Closed enzo-cin closed 6 years ago
Hi there, It seems like you might have some settings wrong. Try:
num_classes=4
label_normalisation=True
Under the [SEGMENTATION]
heading and see what happens?
Thanks for your answer @Zach-ER.
I tried to change num_classes =4, but I doesn't work, here is the message: InvalidArgumentError (see above for traceback): indices[36977] = [36977,4] is out of bounds: need 0 <= index < [331776,4] [[Node: worker_0/loss_function/SparseToDense = SparseToDense[T=DT_FLOAT, Tindices=DT_INT64, validate_indices=true, _device="/job:localhost/replica:0/task:0/device:CPU:0"](worker_0/loss_function/stack, worker_0/loss_function/SparseTensor/dense_shape, worker_0/loss_function/ones, worker_0/loss_function/SparseToDense/default_value)]]
I think the num_classes = 5 is fine. I'm worry about the histogram_ref_file parameter.
How did you generate that histogram reference file?
I just copied the same file of Unet.
I would delete the histogram reference file, and let the network generate its own, and see what happens then.
If I remove only histogram_ref_file, every voxel = 0 in all of test cases.
If I remove other parameters of normalisation FG :
_histogram_ref_file =
normalisation =
whitening =
normalise_foreground_only=
foreground_type =
multimod_foregroundtype =
--->The output is 0,1 for BG and FG_
I'm worry about the fusion layer (line 181-190 in network/holisticnet.py) # FUSED SCALES merge_layer = MergeLayer('WEIGHTED_AVERAGE') soft_scores = [] for s in scores_instances: soft_scores.append(tf.nn.softmax(s)) fused_score = merge_layer(soft_scores) scores_instances.append(fused_score) if is_training: return scores_instances return fusedscore
Please tell me your experience, thanks.
I used these in histogram_ref_file for BRATS17 data
labellabelfrom 0 1 2 4
labellabelto 0 1 2 3
with num_classes = 4
and label_normalisation = True
Thanks @wyli for your reply. In the case, I would to see all of 5 classes, I also try with:
labellabelfrom 0 1 2 3 4
labellabelto 0 1 2 3 4
but, It always give me the output .nii.gz with 0,1 values.

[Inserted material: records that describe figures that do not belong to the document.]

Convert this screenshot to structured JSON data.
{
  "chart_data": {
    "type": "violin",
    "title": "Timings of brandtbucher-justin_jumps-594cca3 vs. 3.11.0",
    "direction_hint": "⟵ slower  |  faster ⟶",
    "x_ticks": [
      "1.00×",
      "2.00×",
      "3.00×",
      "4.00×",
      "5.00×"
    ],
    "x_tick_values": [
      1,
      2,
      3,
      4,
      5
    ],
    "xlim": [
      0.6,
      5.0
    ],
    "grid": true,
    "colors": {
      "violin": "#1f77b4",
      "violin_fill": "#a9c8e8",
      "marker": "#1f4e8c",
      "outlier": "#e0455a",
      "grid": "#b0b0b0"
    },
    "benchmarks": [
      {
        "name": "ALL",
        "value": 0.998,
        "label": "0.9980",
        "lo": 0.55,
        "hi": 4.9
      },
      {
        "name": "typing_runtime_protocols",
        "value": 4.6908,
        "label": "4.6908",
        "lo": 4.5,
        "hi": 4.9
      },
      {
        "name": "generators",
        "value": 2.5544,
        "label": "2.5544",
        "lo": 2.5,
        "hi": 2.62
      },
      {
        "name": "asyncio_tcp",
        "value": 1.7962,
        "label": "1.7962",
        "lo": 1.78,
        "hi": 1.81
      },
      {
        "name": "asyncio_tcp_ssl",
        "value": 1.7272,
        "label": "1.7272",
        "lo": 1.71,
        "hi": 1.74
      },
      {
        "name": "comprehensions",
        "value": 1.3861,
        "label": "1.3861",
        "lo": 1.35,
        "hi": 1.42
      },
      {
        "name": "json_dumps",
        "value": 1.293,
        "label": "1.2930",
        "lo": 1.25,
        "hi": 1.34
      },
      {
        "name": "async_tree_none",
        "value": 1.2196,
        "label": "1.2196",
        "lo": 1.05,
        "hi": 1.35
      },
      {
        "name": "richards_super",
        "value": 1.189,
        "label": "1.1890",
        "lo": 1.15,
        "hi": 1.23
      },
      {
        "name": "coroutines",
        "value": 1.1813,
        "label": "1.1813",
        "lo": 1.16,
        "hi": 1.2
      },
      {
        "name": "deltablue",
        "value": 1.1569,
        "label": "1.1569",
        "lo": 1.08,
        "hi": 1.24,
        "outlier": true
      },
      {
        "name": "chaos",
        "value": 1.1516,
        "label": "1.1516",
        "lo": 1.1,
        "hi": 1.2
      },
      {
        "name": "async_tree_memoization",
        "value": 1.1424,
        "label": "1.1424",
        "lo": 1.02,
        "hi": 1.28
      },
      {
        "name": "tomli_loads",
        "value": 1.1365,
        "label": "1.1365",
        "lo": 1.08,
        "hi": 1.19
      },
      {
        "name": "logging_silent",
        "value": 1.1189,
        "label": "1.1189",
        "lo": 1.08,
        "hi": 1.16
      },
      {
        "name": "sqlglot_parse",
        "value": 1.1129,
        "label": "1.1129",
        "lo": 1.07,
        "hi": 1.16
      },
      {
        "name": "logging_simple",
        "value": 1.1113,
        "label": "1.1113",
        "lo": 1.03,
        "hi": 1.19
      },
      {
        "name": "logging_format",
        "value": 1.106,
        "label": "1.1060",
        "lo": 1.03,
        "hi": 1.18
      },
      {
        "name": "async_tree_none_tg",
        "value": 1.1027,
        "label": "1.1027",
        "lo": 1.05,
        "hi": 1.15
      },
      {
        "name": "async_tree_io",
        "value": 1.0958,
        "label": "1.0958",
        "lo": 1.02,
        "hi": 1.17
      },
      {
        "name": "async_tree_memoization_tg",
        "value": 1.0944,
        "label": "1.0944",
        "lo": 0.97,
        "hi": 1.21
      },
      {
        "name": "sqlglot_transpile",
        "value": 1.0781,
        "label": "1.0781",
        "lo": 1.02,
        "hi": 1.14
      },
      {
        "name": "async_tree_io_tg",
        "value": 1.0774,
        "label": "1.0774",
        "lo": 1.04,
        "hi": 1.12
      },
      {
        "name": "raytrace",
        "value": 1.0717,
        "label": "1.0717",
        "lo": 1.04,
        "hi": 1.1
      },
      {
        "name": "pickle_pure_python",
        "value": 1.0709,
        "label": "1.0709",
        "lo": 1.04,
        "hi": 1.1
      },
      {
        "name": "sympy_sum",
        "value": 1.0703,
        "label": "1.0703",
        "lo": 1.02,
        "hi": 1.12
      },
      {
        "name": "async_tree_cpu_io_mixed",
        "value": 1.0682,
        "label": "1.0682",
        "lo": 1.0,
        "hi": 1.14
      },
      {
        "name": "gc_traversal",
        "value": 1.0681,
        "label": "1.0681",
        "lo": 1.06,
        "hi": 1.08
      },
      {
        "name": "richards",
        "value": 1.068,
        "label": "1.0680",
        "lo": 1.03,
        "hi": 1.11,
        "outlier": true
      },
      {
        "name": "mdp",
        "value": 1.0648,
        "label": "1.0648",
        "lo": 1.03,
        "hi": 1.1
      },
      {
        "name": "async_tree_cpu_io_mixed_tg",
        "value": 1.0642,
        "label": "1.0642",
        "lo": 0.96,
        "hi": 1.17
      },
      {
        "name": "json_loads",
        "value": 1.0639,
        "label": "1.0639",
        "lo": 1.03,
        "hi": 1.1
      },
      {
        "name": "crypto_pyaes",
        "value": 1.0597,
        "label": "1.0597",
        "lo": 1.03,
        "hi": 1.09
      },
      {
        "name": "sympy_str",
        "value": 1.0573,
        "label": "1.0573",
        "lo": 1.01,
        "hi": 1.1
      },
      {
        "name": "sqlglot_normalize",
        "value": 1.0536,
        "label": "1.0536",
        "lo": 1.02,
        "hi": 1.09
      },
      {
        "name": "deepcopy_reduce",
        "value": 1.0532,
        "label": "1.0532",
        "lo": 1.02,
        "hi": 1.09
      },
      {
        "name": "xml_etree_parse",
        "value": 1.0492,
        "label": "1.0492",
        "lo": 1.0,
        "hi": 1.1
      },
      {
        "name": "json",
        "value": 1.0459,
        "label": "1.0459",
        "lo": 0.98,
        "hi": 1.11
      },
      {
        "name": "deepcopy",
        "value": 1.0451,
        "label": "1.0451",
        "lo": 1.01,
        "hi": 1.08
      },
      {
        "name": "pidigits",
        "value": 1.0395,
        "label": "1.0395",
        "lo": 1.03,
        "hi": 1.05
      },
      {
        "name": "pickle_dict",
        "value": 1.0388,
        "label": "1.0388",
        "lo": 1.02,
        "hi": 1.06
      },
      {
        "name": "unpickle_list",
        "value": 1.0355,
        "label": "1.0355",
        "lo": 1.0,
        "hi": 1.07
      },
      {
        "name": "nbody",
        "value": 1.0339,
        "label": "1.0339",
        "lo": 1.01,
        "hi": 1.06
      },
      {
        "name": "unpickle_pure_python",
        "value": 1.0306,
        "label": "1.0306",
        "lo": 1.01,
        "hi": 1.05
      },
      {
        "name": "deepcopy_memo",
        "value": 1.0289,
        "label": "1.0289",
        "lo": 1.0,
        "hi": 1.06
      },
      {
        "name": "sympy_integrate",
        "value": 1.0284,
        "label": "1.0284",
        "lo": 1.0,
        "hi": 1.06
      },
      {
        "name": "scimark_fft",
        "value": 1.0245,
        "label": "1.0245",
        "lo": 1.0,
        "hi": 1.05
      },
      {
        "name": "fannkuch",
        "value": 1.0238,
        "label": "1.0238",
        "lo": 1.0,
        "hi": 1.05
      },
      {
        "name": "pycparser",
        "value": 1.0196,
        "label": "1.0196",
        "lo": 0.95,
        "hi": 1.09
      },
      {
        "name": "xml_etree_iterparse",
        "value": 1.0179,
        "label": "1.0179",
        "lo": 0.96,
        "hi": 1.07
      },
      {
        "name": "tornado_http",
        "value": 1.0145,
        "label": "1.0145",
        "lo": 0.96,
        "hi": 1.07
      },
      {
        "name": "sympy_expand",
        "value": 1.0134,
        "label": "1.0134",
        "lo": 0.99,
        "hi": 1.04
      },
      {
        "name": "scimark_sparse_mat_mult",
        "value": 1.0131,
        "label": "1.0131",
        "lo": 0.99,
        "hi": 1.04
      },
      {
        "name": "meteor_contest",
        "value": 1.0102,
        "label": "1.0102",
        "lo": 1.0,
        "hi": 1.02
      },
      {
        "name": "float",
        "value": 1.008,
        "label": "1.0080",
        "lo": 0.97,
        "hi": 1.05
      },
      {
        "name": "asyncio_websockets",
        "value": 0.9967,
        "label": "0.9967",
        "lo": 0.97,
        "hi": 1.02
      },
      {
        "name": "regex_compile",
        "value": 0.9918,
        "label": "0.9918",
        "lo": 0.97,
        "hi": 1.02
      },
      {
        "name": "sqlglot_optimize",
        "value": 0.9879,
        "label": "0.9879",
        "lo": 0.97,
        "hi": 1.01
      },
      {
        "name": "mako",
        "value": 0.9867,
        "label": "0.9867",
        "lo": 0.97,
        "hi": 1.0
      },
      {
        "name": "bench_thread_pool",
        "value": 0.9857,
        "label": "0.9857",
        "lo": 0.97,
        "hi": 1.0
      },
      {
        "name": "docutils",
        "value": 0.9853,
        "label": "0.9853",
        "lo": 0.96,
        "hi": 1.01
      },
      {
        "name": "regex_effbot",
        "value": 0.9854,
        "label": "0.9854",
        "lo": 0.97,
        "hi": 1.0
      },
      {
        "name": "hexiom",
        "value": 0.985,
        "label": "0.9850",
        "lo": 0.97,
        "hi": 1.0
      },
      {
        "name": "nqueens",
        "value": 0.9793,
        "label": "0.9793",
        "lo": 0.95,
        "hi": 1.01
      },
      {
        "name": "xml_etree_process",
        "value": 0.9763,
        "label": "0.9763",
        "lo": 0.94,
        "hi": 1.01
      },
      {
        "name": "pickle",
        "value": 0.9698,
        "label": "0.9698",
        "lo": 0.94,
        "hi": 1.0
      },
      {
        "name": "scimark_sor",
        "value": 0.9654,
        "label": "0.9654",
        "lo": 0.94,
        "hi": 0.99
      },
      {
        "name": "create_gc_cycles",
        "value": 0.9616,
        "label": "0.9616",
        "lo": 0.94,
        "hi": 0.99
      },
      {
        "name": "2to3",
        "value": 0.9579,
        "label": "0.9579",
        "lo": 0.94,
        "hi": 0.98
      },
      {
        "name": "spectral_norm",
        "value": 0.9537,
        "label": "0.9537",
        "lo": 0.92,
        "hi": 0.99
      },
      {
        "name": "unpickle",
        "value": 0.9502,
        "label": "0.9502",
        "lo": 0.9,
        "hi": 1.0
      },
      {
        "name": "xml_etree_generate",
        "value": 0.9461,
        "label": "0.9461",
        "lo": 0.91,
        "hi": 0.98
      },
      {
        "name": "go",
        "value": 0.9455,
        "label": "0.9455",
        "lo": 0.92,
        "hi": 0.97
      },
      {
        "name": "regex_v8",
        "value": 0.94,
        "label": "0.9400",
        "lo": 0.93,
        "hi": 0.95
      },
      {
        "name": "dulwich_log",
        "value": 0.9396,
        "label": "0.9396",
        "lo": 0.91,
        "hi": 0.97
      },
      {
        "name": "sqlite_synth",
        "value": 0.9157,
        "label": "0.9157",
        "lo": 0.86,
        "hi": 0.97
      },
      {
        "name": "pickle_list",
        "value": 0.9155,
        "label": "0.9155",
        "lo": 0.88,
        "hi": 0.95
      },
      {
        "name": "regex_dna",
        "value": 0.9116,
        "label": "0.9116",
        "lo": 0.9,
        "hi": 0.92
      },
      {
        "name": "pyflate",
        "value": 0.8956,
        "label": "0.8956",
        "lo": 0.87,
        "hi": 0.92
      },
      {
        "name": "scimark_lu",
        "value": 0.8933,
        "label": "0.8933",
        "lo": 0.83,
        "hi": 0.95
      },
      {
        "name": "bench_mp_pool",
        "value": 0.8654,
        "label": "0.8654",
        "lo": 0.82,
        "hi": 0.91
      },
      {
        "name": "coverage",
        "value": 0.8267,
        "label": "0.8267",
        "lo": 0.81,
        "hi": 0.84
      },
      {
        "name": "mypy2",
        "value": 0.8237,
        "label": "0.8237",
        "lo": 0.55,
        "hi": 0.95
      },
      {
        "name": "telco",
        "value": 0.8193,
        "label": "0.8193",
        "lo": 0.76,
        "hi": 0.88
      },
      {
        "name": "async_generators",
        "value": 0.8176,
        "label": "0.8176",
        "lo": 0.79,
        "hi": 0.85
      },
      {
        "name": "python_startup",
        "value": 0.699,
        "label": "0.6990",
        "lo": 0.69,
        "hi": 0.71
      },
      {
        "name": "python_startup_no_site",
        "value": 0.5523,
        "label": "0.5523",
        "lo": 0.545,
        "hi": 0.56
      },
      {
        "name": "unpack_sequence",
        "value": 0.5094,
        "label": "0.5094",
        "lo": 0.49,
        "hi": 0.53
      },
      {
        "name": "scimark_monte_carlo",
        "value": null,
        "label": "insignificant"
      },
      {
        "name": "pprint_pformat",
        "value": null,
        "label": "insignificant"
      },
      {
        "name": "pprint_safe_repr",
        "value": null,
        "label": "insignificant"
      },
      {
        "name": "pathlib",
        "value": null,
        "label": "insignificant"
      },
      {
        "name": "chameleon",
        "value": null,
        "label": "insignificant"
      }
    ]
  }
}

Can I ask other question? If I set output_prob = True, how can I get the probability maps of each class when the output is an 4d image .nii.gz? Thank you.
You will get an output where the final dimension is the probability-dimensions (in this case, a 5-d nifti file). For some viewers, you may have to remove the singleton dimension in the image file for it to display properly (e.g. mrtrix).
I used these in histogram_ref_file for BRATS17 data
labellabelfrom 0 1 2 4 labellabelto 0 1 2 3
with
num_classes = 4
andlabel_normalisation = True
I am using the BraTS 2018 dataset with nearly the same content in histogram_ref_file. The difference is that my file maps [0] to 0, and [0, 1, 2, 4] to 1 (for whole tumour segmentation, so num_classes = 2 under [SEGMENTATION]). According to the documentation, the parameter histogram_ref_file will be not ignored when normalisation=True. However, when normalisation=True, the inference segmentation is worse. Therefore, I decided to set normalisation=False because it is better.
Does NiftyNet use the labels (from, to) in histogram_ref_file even when normalisation=False? According to the documentation, the parameter histogram_ref_file will be ignored.
Thank you.
Dear all, I used holisticnet_config.ini for BRATS segmentation, but the output has 2 value: 0,1 ( for BG and Foreground). My histogram_ref_file file is : labellabelto 0 1 2 3 4 labellabelfrom 0 1 1 1 1 I would like to see the output with labels of each class. Do you know something wrong with my setup? Thanks.